Michèle Deane, TESSA michele.deane@open.ac.uk
Geneviève Puiségur-Pouchin, 
directrice de la collection Apréli@ pour les chef.fe.s d'établissements :   genevieve.puisegur-pouchin@aprelia.org

 

“The school has an increasing importance as the locus of professional development for teachers. School-based CDP can focus directly on teaching practices and the practicalities of improving the quality of teaching. … However, leadership is critically important for this kind of school-based teacher education.” (Cullen et al, 2012)

 

“The role of school principals is crucial for establishing, shaping and fostering instructional quality.”  (OCDE, 2016)

 

[A school leader:] “Someone who creates the space that fosters teachers’ professional and personal development, and encourages students’ personal growth, creativity, and their own journey of discovery.” (Saavedra, J. 2017)

 

 

The role of schools as communities of professional learning and development (CPLDs) and that of their leaders as enablers of the professional growth of their staff and leaders of these CPLDs are a theme that often appears in the current quest for strategies to meet the 2030 Development Goals. 

 

It is however the case that school leaders have not necessarily been equipped, let alone trained to accomplish this new role and transform their schools into CPLDs.

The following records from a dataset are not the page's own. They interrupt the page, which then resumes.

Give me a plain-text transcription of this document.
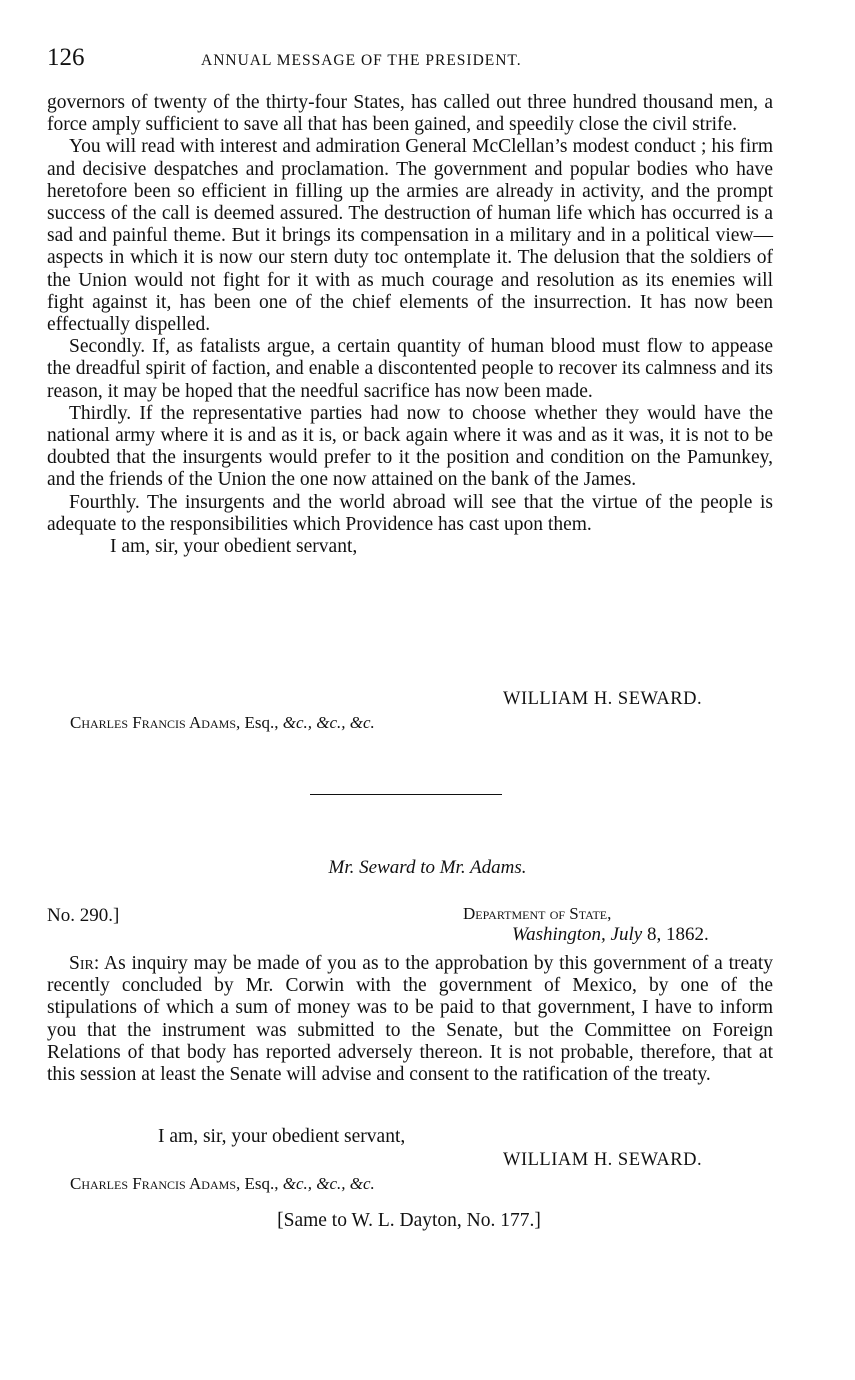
126	ANNUAL MESSAGE OF THE PRESIDENT.

governors of twenty of the thirty-four States, has called out three hundred thousand men, a force amply sufficient to save all that has been gained, and speedily close the civil strife.

You will read with interest and admiration General McClellan’s modest conduct ; his firm and decisive despatches and proclamation. The government and popular bodies who have heretofore been so efficient in filling up the armies are already in activity, and the prompt success of the call is deemed assured. The destruction of human life which has occurred is a sad and painful theme. But it brings its compensation in a military and in a political view—aspects in which it is now our stern duty toc ontemplate it. The delusion that the soldiers of the Union would not fight for it with as much courage and resolution as its enemies will fight against it, has been one of the chief elements of the insurrection. It has now been effectually dispelled.

Secondly. If, as fatalists argue, a certain quantity of human blood must flow to appease the dreadful spirit of faction, and enable a discontented people to recover its calmness and its reason, it may be hoped that the needful sacrifice has now been made.

Thirdly. If the representative parties had now to choose whether they would have the national army where it is and as it is, or back again where it was and as it was, it is not to be doubted that the insurgents would prefer to it the position and condition on the Pamunkey, and the friends of the Union the one now attained on the bank of the James.

Fourthly. The insurgents and the world abroad will see that the virtue of the people is adequate to the responsibilities which Providence has cast upon them.

I am, sir, your obedient servant,

WILLIAM H. SEWARD.
Charles Francis Adams, Esq., &c., &c., &c.
Mr. Seward to Mr. Adams.
No. 290.]	Department of State,
Washington, July 8, 1862.

Sir: As inquiry may be made of you as to the approbation by this government of a treaty recently concluded by Mr. Corwin with the government of Mexico, by one of the stipulations of which a sum of money was to be paid to that government, I have to inform you that the instrument was submitted to the Senate, but the Committee on Foreign Relations of that body has reported adversely thereon. It is not probable, therefore, that at this session at least the Senate will advise and consent to the ratification of the treaty.

I am, sir, your obedient servant,
WILLIAM H. SEWARD.
Charles Francis Adams, Esq., &c., &c., &c.
[Same to W. L. Dayton, No. 177.]
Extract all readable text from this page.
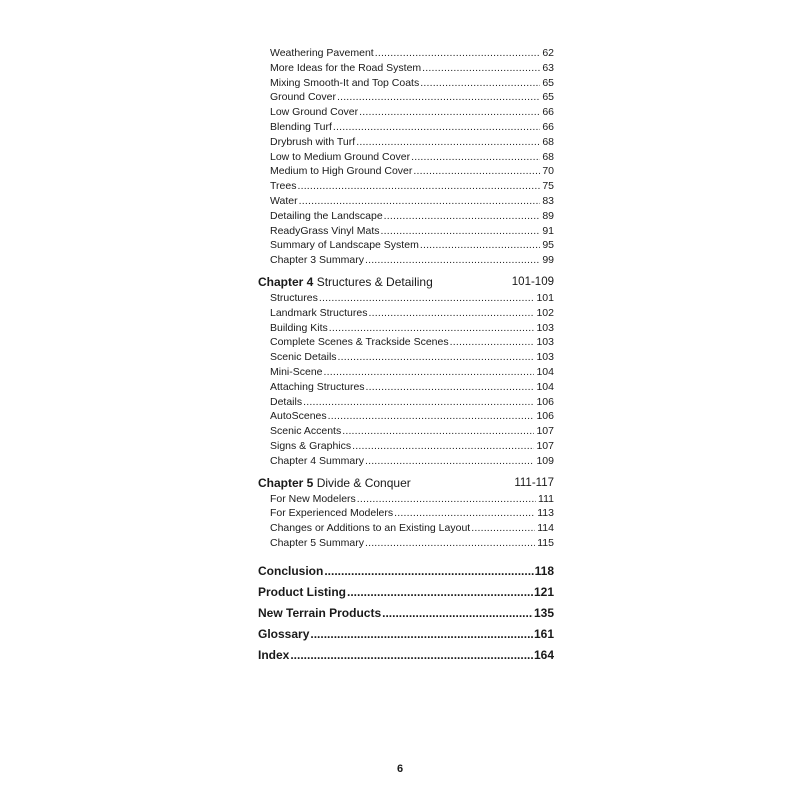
Weathering Pavement .....	62
More Ideas for the Road System .....	63
Mixing Smooth-It and Top Coats .....	65
Ground Cover .....	65
Low Ground Cover .....	66
Blending Turf .....	66
Drybrush with Turf .....	68
Low to Medium Ground Cover .....	68
Medium to High Ground Cover .....	70
Trees .....	75
Water .....	83
Detailing the Landscape .....	89
ReadyGrass Vinyl Mats .....	91
Summary of Landscape System .....	95
Chapter 3 Summary .....	99
Chapter 4 Structures & Detailing	101-109
Structures .....	101
Landmark Structures .....	102
Building Kits .....	103
Complete Scenes & Trackside Scenes .....	103
Scenic Details .....	103
Mini-Scene .....	104
Attaching Structures .....	104
Details .....	106
AutoScenes .....	106
Scenic Accents .....	107
Signs & Graphics .....	107
Chapter 4 Summary .....	109
Chapter 5 Divide & Conquer	111-117
For New Modelers .....	111
For Experienced Modelers .....	113
Changes or Additions to an Existing Layout .....	114
Chapter 5 Summary .....	115
Conclusion .....	118
Product Listing .....	121
New Terrain Products .....	135
Glossary .....	161
Index .....	164
6
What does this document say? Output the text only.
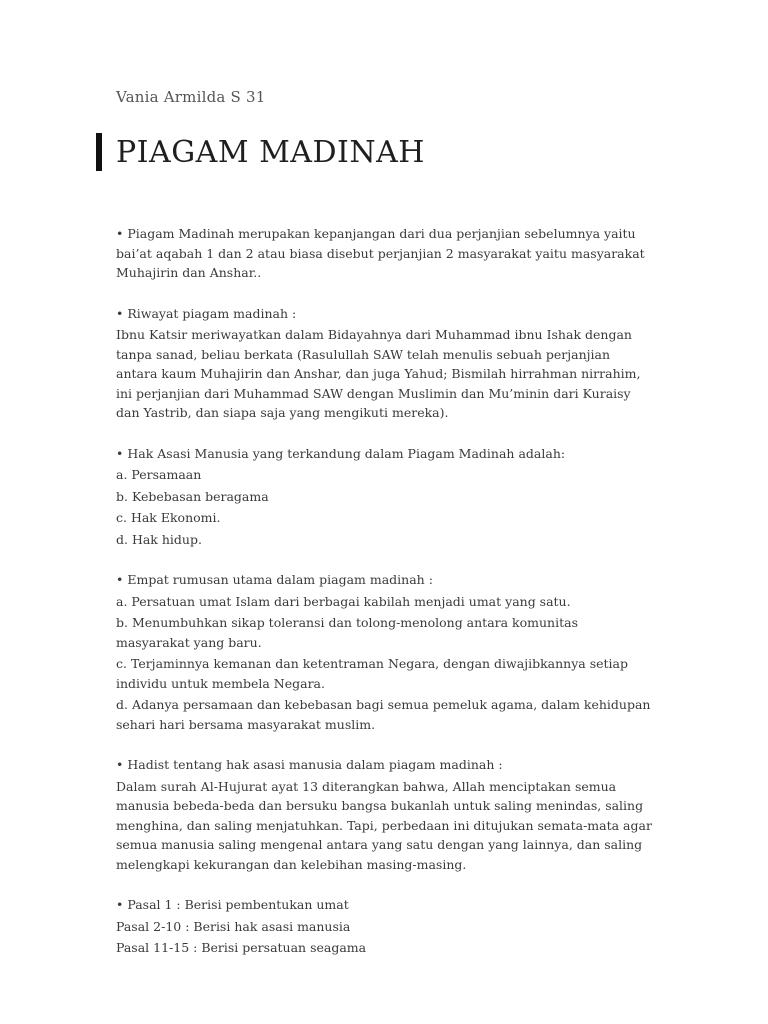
Vania Armilda S 31
PIAGAM MADINAH

• Piagam Madinah merupakan kepanjangan dari dua perjanjian sebelumnya yaitu bai’at aqabah 1 dan 2 atau biasa disebut perjanjian 2 masyarakat yaitu masyarakat Muhajirin dan Anshar..

• Riwayat piagam madinah :

Ibnu Katsir meriwayatkan dalam Bidayahnya dari Muhammad ibnu Ishak dengan tanpa sanad, beliau berkata (Rasulullah SAW telah menulis sebuah perjanjian antara kaum Muhajirin dan Anshar, dan juga Yahud; Bismilah hirrahman nirrahim, ini perjanjian dari Muhammad SAW dengan Muslimin dan Mu’minin dari Kuraisy dan Yastrib, dan siapa saja yang mengikuti mereka).

• Hak Asasi Manusia yang terkandung dalam Piagam Madinah adalah:

a. Persamaan

b. Kebebasan beragama

c. Hak Ekonomi.

d. Hak hidup.

• Empat rumusan utama dalam piagam madinah :

a. Persatuan umat Islam dari berbagai kabilah menjadi umat yang satu.

b. Menumbuhkan sikap toleransi dan tolong-menolong antara komunitas masyarakat yang baru.

c. Terjaminnya kemanan dan ketentraman Negara, dengan diwajibkannya setiap individu untuk membela Negara.

d. Adanya persamaan dan kebebasan bagi semua pemeluk agama, dalam kehidupan sehari hari bersama masyarakat muslim.

• Hadist tentang hak asasi manusia dalam piagam madinah :

Dalam surah Al-Hujurat ayat 13 diterangkan bahwa, Allah menciptakan semua manusia bebeda-beda dan bersuku bangsa bukanlah untuk saling menindas, saling menghina, dan saling menjatuhkan. Tapi, perbedaan ini ditujukan semata-mata agar semua manusia saling mengenal antara yang satu dengan yang lainnya, dan saling melengkapi kekurangan dan kelebihan masing-masing.

• Pasal 1 : Berisi pembentukan umat

Pasal 2-10 : Berisi hak asasi manusia

Pasal 11-15 : Berisi persatuan seagama
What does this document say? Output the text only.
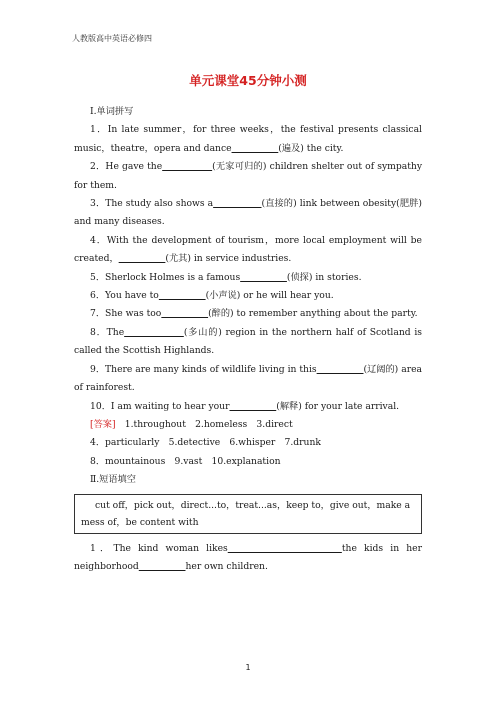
人教版高中英语必修四
单元课堂45分钟小测

Ⅰ.单词拼写

1．In late summer，for three weeks，the festival presents classical music，theatre，opera and dance	(遍及) the city.

2．He gave the	(无家可归的) children shelter out of sympathy for them.

3．The study also shows a	(直接的) link between obesity(肥胖) and many diseases.

4．With the development of tourism，more local employment will be created，	(尤其) in service industries.

5．Sherlock Holmes is a famous	(侦探) in stories.

6．You have to	(小声说) or he will hear you.

7．She was too	(醉的) to remember anything about the party.

8．The	(多山的) region in the northern half of Scotland is called the Scottish Highlands.

9．There are many kinds of wildlife living in this	(辽阔的) area of rainforest.

10．I am waiting to hear your	(解释) for your late arrival.

[答案]　 1.throughout　2.homeless　3.direct

4．particularly　5.detective　6.whisper　7.drunk

8．mountainous　9.vast　10.explanation

Ⅱ.短语填空

cut off，pick out，direct...to，treat...as，keep to，give out，make a mess of，be content with

1．The kind woman likes	the kids in her neighborhood	her own children.

1
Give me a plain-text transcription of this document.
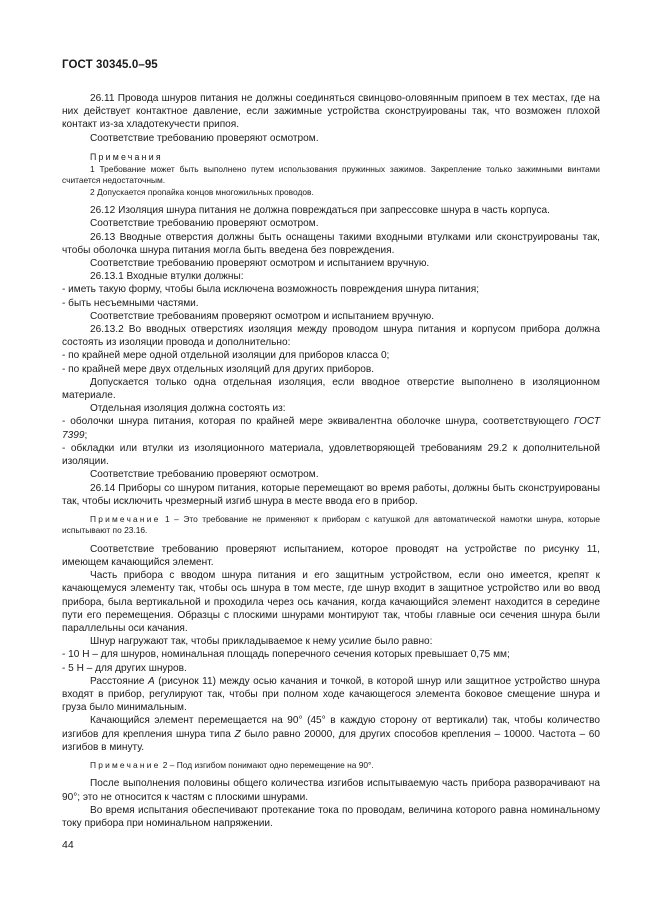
ГОСТ 30345.0–95

26.11 Провода шнуров питания не должны соединяться свинцово-оловянным припоем в тех местах, где на них действует контактное давление, если зажимные устройства сконструированы так, что возможен плохой контакт из-за хладотекучести припоя.

Соответствие требованию проверяют осмотром.

Примечания

1 Требование может быть выполнено путем использования пружинных зажимов. Закрепление только зажимными винтами считается недостаточным.

2 Допускается пропайка концов многожильных проводов.

26.12 Изоляция шнура питания не должна повреждаться при запрессовке шнура в часть корпуса.

Соответствие требованию проверяют осмотром.

26.13 Вводные отверстия должны быть оснащены такими входными втулками или сконструированы так, чтобы оболочка шнура питания могла быть введена без повреждения.

Соответствие требованию проверяют осмотром и испытанием вручную.

26.13.1 Входные втулки должны:

- иметь такую форму, чтобы была исключена возможность повреждения шнура питания;

- быть несъемными частями.

Соответствие требованиям проверяют осмотром и испытанием вручную.

26.13.2 Во вводных отверстиях изоляция между проводом шнура питания и корпусом прибора должна состоять из изоляции провода и дополнительно:

- по крайней мере одной отдельной изоляции для приборов класса 0;

- по крайней мере двух отдельных изоляций для других приборов.

Допускается только одна отдельная изоляция, если вводное отверстие выполнено в изоляционном материале.

Отдельная изоляция должна состоять из:

- оболочки шнура питания, которая по крайней мере эквивалентна оболочке шнура, соответствующего ГОСТ 7399;

- обкладки или втулки из изоляционного материала, удовлетворяющей требованиям 29.2 к дополнительной изоляции.

Соответствие требованию проверяют осмотром.

26.14 Приборы со шнуром питания, которые перемещают во время работы, должны быть сконструированы так, чтобы исключить чрезмерный изгиб шнура в месте ввода его в прибор.

Примечание 1 – Это требование не применяют к приборам с катушкой для автоматической намотки шнура, которые испытывают по 23.16.

Соответствие требованию проверяют испытанием, которое проводят на устройстве по рисунку 11, имеющем качающийся элемент.

Часть прибора с вводом шнура питания и его защитным устройством, если оно имеется, крепят к качающемуся элементу так, чтобы ось шнура в том месте, где шнур входит в защитное устройство или во ввод прибора, была вертикальной и проходила через ось качания, когда качающийся элемент находится в середине пути его перемещения. Образцы с плоскими шнурами монтируют так, чтобы главные оси сечения шнура были параллельны оси качания.

Шнур нагружают так, чтобы прикладываемое к нему усилие было равно:

- 10 Н – для шнуров, номинальная площадь поперечного сечения которых превышает 0,75 мм;

- 5 Н – для других шнуров.

Расстояние А (рисунок 11) между осью качания и точкой, в которой шнур или защитное устройство шнура входят в прибор, регулируют так, чтобы при полном ходе качающегося элемента боковое смещение шнура и груза было минимальным.

Качающийся элемент перемещается на 90° (45° в каждую сторону от вертикали) так, чтобы количество изгибов для крепления шнура типа Z было равно 20000, для других способов крепления – 10000. Частота – 60 изгибов в минуту.

Примечание 2 – Под изгибом понимают одно перемещение на 90°.

После выполнения половины общего количества изгибов испытываемую часть прибора разворачивают на 90°; это не относится к частям с плоскими шнурами.

Во время испытания обеспечивают протекание тока по проводам, величина которого равна номинальному току прибора при номинальном напряжении.

44
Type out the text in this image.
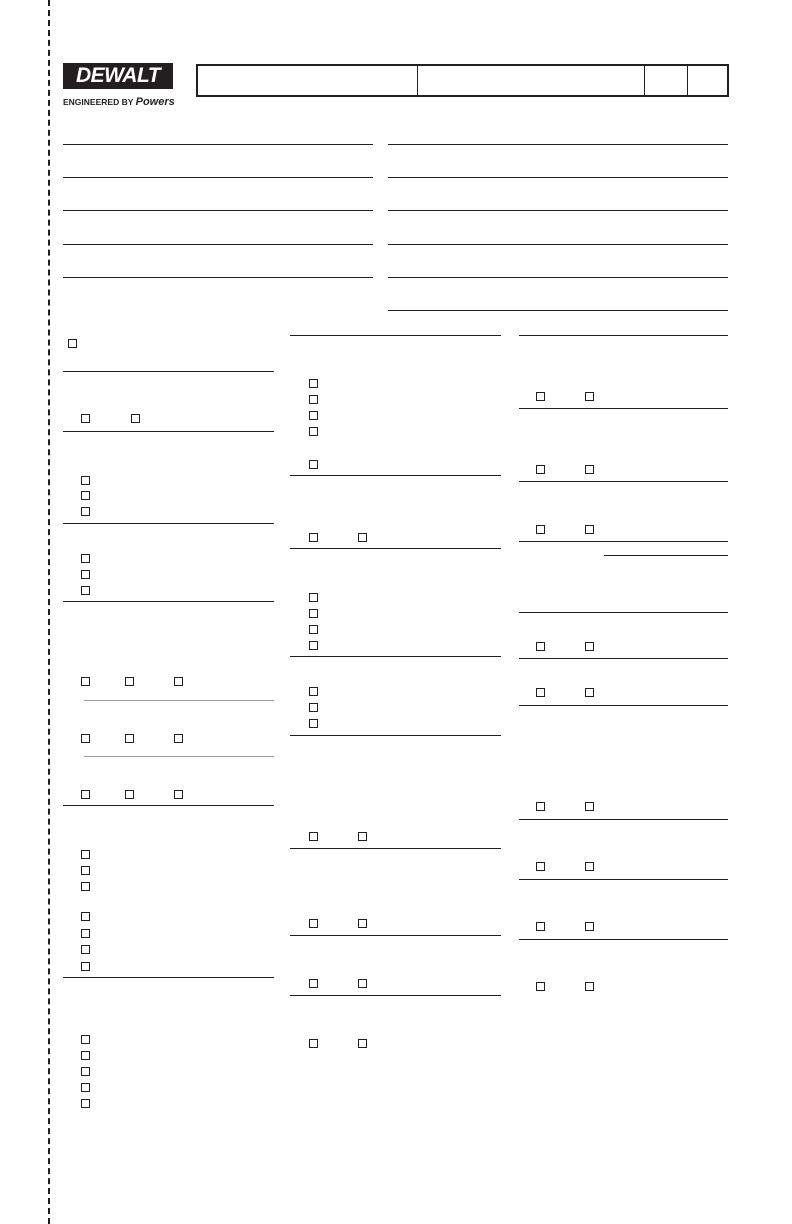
DEWALT
ENGINEERED BY Powers
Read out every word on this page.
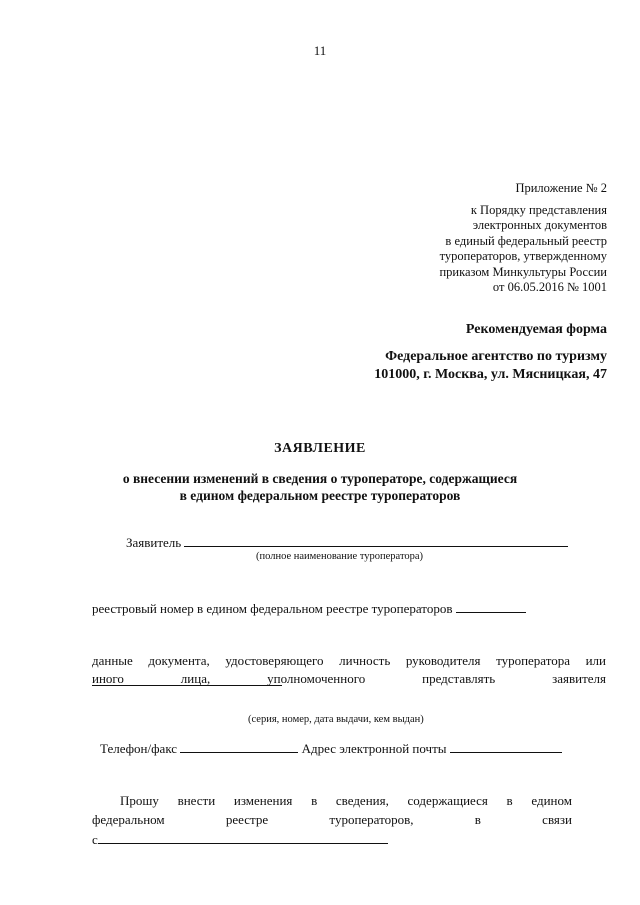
11
Приложение № 2
к Порядку представления
электронных документов
в единый федеральный реестр
туроператоров, утвержденному
приказом Минкультуры России
от 06.05.2016 № 1001
Рекомендуемая форма
Федеральное агентство по туризму
101000, г. Москва, ул. Мясницкая, 47
ЗАЯВЛЕНИЕ
о внесении изменений в сведения о туроператоре, содержащиеся
в едином федеральном реестре туроператоров
Заявитель
(полное наименование туроператора)
реестровый номер в едином федеральном реестре туроператоров
данные документа, удостоверяющего личность руководителя туроператора или
иного лица, уполномоченного представлять заявителя
(серия, номер, дата выдачи, кем выдан)
Телефон/факс	Адрес электронной почты
Прошу внести изменения в сведения, содержащиеся в едином
федеральном реестре туроператоров, в связи
с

TESS-India has been aware of this and produced a most useful collection of key resources, School leadership effective practices that “offer further guidance for school leaders aiming to improve teaching and learning using the TESS-India school leadership OER.” These resources are rightly anchored in the culture and contexts of the Indian states where our TESS-India colleagues worked. 

 

When introduced to these resources, our colleagues from the Apréli@ OER felt that these were extremely useful and needed to be translated and adapted to the context of French speaking African countries.

 

This is how the PartaTESSA-Apréli@ collection of booklets for school leaders was born.

 

In collaboration with members of the TESSA team, the Association for the Promotion of @frican Open Educational Resources (Apréli @) has translated into French and adapted to the contexts of French-speaking sub-Saharan African countries the TESS-India resources for Indian school leaders. Members from the TESSA team adapted the TESS-India and Apréli@-PartaTESSA resources to the contexts of English-speaking sub-Saharan African countries.

 

The first four booklets are aimed at transforming teaching-learning processes to improve student outcomes by building on the continuing professional development of teachers and the fifth one, by carefully planned school development. The five booklets are available here in English and in French and on the Apréli@ website in French and in English:

 

  • Leading teachers’ professional development
  • Supporting teachers to raise performance
  • Developing coaching and mentoring in your school
  • Leading the use of technology in your school
  • Leading the School Development Plan

 

These resources for school leaders complement the ACQA resource collection (ACQA = Continually Improving the Quality of Learning). For an English explanation of what ACQA is, click here. ACQA places the school at the heart of professional development and equips its various actors (teachers, coaches and mentors, school leaders) to enable it to evolve towards an Extended Professional Learning Community (EPLeC) based on the continuous professional development of all staff. The provision of these resources capitalizes on the work carried out by TESSA and Apréli@ in French-speaking sub-Saharan Africa, separately or jointly, as well as the resources resulting from it.

 

Of the wonders of OERs! And of the convergence of initiatives from continents geographically distant but facing similar challenges. A further example of the impressive power of OERs that can be adapted to contexts and needs. It says a lot about their flexibility and vitality!